Tumalo Irrigation District

History and Vision

Originally known as the Tumalo Project, Tumalo Irrigation District (TID) was diverting water in support of regional agriculture as early as the 1880s and formally became a district in 1900. 

TID’s mission is to manage water resources to meet present and future needs of its patrons in ways that are economically and environmentally responsible. The District’s priorities are water conservation, improving water delivery efficiencies, and preserving and restoring native habitat in the Deschutes River Basin.

Today, TID has two diversion sources, Tumalo Creek below Shevlin Park and the Deschutes River near Pioneer Park, as well as Crescent Lake storage. The District serves 667 patrons; manages more than 80 miles of piped and open canals; and irrigates more than 8,110 acres growing hay, alfalfa, garlic, lavender, and pastures for livestock.

To date, the District has piped over 7 miles of canals and returned saved  water instream through Oregon’s Allocation of Conserved Water Program. The project proposes to provide watershed protection by continuing to  modernize canals and laterals in TID.

Learn more about at Tumalo Irrigation District at www.tumalo.org

Swalley Irrigation District

History and Vision

Since 1899, Swalley Irrigation District (Swalley) has been a progressive, responsible steward to one of our most precious natural resources, water. 

Swalley provides water to approximately 4,333 acres in and around the City of Bend. The District’s mission is to support ecologically, socially, and economically sustainable agriculture, recreation, industry, and lifestyles through providing renewable energy and irrigation service for the common good. The District's contemporary primary objectives are to continually modernize and protect its infrastructure and water rights in the face of an urbanizing environment such that water is able to be managed in the most efficient and sustainable manner possible during the next 100+ years.

Swalley holds the oldest, most senior water rights on the Deschutes River. Despite being one of Oregon's smaller irrigation districts, Swalley has made some of the largest contributions back to the river with conserved water. Over one third of the Swalley water right has been permanently dedicated back instream as a result of piping projects and modernization.
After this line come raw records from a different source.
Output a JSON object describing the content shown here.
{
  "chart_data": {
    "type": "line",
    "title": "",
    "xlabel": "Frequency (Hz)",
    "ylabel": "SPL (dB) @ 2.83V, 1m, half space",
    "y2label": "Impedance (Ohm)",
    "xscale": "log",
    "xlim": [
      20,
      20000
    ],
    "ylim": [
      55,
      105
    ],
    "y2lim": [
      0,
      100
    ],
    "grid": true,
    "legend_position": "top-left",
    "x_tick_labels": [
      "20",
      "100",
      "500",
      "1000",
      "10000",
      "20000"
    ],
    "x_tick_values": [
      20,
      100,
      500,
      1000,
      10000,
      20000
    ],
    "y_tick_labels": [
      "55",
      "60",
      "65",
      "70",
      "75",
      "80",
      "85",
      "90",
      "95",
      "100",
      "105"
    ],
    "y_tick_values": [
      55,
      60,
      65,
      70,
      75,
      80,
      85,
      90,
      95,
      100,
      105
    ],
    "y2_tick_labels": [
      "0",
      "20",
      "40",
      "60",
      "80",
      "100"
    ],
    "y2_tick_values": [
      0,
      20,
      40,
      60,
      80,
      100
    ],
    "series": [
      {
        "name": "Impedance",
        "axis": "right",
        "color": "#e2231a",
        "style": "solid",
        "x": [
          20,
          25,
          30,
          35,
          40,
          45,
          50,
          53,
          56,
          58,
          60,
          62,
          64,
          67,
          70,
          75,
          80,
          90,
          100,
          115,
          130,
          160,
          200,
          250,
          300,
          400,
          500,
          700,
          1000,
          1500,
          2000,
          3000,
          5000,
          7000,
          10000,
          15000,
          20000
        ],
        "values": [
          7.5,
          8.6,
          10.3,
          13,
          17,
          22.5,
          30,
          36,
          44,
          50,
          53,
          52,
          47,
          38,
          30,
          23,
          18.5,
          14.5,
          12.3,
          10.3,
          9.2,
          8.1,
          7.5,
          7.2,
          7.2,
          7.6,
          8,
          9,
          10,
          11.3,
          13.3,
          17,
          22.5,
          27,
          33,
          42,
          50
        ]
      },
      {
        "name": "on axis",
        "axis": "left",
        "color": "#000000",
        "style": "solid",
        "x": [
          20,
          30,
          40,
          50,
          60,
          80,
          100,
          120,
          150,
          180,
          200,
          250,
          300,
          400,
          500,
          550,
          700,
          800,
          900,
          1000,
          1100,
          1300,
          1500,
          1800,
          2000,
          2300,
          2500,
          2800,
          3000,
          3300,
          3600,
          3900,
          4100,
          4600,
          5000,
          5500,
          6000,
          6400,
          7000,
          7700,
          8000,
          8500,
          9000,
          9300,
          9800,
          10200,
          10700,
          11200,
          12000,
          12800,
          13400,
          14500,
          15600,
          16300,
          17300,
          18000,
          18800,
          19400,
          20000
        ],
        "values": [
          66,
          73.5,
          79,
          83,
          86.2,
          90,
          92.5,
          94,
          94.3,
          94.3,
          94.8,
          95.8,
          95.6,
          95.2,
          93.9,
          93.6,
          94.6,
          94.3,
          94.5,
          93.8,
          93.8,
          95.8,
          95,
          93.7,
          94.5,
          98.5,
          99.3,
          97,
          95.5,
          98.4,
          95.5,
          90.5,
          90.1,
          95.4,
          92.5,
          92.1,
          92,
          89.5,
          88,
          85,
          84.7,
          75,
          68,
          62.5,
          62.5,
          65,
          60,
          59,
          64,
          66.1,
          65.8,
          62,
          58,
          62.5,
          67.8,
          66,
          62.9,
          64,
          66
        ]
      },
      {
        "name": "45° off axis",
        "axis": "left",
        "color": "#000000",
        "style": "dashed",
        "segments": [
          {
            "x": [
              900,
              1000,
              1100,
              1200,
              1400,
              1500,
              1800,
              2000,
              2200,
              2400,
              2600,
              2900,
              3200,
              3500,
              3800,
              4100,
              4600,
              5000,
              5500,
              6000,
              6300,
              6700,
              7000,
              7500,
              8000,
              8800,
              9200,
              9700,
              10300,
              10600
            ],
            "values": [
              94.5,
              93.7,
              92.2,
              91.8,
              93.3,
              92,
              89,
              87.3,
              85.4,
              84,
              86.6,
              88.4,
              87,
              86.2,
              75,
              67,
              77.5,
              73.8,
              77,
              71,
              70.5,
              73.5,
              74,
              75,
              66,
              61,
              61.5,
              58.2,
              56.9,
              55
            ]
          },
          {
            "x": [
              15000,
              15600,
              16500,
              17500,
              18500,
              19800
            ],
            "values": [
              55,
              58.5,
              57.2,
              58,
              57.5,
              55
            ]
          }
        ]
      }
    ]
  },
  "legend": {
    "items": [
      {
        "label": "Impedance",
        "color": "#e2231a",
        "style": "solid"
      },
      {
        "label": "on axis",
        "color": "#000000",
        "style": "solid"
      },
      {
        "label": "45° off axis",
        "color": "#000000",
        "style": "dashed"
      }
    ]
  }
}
The project proposes to provide watershed protection by modernizing the remainder of Swalley’s Main Canal and laterals.

Learn more about Swalley Irrigation District at https://www.swalley.com/

Central Oregon ID

History and Vision

Established in 1918, the Central Oregon Irrigation District (COID) is a Municipal Corporation of the State of Oregon. The District’s mission is to provide reliable and efficient delivery of water to our patrons in an environmentally and economically sustainable manner with courtesy and integrity.

The District provides water for about 45,000 acres within an 180,000 acre area in Central Oregon. More than 700 miles of canals provide agricultural and industrial water to the Terrebonne, Redmond, Bend, Alfalfa and Powell Butte areas. In addition, COID provides water to the City of Redmond and numerous subdivisions; in Bend, many parks and schools receive water through the COID system.

The system consists of two main canals: the Pilot Butte Canal, which runs north, through Bend, Redmond and Terrebonne; and the Central Oregon Canal, which runs east, through Bend, Alfalfa and Powell Butte. Both canals divert water from the Deschutes River. The project proposes to provide watershed protection by modernizing the Pilot Butte Canal and associated laterals.